LA NORIA n° 2 - deuxième trimestre 1996

LA PHOTOGRAPHIE EST-ELLE UNE IMAGE PAUVRE ?

 

 

 

    Tel est le doute qui hante les critiques et plus particulièrement La Recherche Photographique (n°18, Printemps 1995). Question Cartésienne dans ses moindres recoins, qui doit se traduire par : "la photographie nous transmet-elle du sens ?"

Beaucoup ont déjà répondu, dans une sorte d'euphorie collective : NON, bien sûr ! avec un empressement et un enthousiasme qui relèvent plus d'une démangeaison que du souci, légitime, de rendre raison de la photographie, qui était celui de Roland Barthes.

 

    Dans le fond, on se demande si "quelque part", le subjectivisme nous a tellement replié sur nous-mêmes que toute référence à l'objet, tout caractère objectif nous devienne insupportable.

A ceux qui décrètent rapidement la pauvreté de la photographie, avec l'arrière pensée qu'il leur revient le rôle (si séduisant) de l'enrichir ou de la rendre plus "puissante", nous pourrions demander : la photographie est-elle pauvre POUR VOUS seulement, ou pauvre EN SOI ?

 

     Qui dira ce que sera la photographie demain ?

     Qui décidera demain si telle pratique de la photographie est plus créative que telle autre ?

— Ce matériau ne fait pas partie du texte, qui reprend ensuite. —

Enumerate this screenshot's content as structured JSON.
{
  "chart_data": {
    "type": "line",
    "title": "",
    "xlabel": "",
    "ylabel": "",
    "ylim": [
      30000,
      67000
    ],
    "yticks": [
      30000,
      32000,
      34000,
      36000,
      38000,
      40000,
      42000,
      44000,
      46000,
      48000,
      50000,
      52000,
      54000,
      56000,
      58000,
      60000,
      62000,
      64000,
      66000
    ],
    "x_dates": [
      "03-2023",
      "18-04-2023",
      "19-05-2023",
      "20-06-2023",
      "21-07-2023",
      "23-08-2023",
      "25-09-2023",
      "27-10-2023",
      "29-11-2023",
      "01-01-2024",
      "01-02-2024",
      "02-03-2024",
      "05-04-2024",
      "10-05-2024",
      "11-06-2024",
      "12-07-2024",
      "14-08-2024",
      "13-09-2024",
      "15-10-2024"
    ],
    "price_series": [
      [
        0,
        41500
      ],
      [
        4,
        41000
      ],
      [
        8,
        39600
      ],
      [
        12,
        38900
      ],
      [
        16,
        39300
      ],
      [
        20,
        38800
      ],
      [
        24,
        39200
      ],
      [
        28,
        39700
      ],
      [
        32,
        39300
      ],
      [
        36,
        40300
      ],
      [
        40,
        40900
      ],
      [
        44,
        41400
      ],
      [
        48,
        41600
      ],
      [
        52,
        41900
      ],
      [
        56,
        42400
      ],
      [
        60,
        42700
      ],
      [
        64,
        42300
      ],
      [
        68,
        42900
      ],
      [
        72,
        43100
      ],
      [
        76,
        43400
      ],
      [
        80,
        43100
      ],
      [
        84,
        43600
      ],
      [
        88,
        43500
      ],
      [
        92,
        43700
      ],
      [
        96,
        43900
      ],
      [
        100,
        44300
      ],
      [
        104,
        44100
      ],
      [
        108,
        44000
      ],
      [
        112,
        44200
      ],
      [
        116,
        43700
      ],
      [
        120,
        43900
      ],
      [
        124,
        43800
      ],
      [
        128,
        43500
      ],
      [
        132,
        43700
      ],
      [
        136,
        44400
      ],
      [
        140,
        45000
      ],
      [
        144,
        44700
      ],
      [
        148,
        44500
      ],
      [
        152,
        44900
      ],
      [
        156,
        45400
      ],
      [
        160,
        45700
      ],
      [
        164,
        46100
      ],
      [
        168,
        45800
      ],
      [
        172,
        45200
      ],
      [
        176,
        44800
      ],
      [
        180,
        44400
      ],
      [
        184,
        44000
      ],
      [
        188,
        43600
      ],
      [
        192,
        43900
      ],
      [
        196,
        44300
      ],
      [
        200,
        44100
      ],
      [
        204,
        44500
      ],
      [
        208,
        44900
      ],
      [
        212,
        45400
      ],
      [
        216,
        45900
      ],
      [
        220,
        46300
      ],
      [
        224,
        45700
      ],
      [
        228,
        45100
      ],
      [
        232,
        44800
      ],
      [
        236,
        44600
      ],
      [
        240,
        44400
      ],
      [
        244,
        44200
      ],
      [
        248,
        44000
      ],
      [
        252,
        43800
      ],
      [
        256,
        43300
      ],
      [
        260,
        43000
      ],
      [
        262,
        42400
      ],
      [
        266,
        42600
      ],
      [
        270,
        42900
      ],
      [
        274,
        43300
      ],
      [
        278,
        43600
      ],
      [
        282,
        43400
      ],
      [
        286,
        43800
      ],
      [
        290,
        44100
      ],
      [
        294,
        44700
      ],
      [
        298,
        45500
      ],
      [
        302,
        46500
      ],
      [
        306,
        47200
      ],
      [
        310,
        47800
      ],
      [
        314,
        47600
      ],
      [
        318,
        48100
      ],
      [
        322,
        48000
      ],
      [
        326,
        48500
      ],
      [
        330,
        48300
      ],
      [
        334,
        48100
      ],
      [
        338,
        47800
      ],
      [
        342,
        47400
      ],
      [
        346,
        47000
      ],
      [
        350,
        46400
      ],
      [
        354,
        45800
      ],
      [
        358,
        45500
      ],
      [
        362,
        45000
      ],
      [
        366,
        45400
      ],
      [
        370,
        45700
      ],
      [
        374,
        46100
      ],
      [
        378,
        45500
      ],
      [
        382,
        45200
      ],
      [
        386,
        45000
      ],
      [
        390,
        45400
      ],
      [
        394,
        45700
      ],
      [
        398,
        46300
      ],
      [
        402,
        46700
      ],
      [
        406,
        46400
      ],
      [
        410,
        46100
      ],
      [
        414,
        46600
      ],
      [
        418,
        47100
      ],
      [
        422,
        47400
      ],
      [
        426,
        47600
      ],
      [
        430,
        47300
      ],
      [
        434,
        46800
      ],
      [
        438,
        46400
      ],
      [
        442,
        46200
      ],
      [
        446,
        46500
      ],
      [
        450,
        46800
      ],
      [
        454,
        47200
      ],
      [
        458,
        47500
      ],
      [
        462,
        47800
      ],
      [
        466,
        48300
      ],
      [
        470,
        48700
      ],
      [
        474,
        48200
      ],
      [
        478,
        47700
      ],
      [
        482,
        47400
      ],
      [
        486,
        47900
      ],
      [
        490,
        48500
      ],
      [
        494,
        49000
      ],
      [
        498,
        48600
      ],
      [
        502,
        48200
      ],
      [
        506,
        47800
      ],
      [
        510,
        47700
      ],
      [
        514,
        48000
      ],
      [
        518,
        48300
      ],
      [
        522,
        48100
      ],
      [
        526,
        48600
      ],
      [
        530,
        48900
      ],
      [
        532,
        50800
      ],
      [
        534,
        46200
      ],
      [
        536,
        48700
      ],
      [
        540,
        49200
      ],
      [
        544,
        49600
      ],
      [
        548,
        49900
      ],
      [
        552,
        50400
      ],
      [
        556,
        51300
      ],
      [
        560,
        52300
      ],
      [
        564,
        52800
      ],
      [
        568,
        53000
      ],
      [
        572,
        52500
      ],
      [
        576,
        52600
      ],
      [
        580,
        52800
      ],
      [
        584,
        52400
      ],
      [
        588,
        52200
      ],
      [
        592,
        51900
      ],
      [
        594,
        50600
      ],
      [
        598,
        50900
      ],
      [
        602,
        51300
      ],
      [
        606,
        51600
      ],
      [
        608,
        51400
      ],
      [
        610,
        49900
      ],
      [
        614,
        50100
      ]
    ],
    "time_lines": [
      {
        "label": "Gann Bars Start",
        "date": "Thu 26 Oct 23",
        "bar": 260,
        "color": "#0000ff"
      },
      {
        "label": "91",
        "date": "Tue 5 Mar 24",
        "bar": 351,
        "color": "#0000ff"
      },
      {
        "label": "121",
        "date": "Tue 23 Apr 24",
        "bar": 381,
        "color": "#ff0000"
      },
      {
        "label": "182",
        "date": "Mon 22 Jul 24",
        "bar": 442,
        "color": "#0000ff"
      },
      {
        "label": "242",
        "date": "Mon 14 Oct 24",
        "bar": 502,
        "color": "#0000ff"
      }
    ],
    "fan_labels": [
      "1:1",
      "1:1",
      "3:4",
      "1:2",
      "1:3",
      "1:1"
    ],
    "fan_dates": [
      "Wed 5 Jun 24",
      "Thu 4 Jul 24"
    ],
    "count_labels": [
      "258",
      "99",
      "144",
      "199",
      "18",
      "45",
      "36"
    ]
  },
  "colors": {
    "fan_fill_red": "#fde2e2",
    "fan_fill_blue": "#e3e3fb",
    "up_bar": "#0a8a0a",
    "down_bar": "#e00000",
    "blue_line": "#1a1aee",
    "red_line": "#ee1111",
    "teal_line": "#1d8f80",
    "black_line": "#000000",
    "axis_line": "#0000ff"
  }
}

   Si, comme on a pu l'entendre dans les discours d'inauguration de la Maison Européenne à Paris, la photographie est un art "plastique", alors nous pouvons craindre que cette "pauvre" photographie classique, celle que pratiquaient naguère Dieuzaide, Boubat, Doisneau et Cartier-Bresson ne soit considérée un jour comme historiquement dépassée, en tant que pratique.

 

    La Photographie est-elle donc, une image pauvre ? une simple gamme de gris ?

A cette question le philosophe André Comte-Sponville a répondu simplement :

"Pauvre comme la vérité".

Il n'y a pas de prétendue pauvreté de la photographie.

La photographie en elle-même, dans ses possibilités techniques n'a jamais été aussi riche.

   

    Il n'y a de pauvres que nos intelligences et nos regards fatigués, blasés, déroutés, blessés, victimes de ce syndrome moderne que Paul Virilio appelle très justement une "crise de la foi perceptive".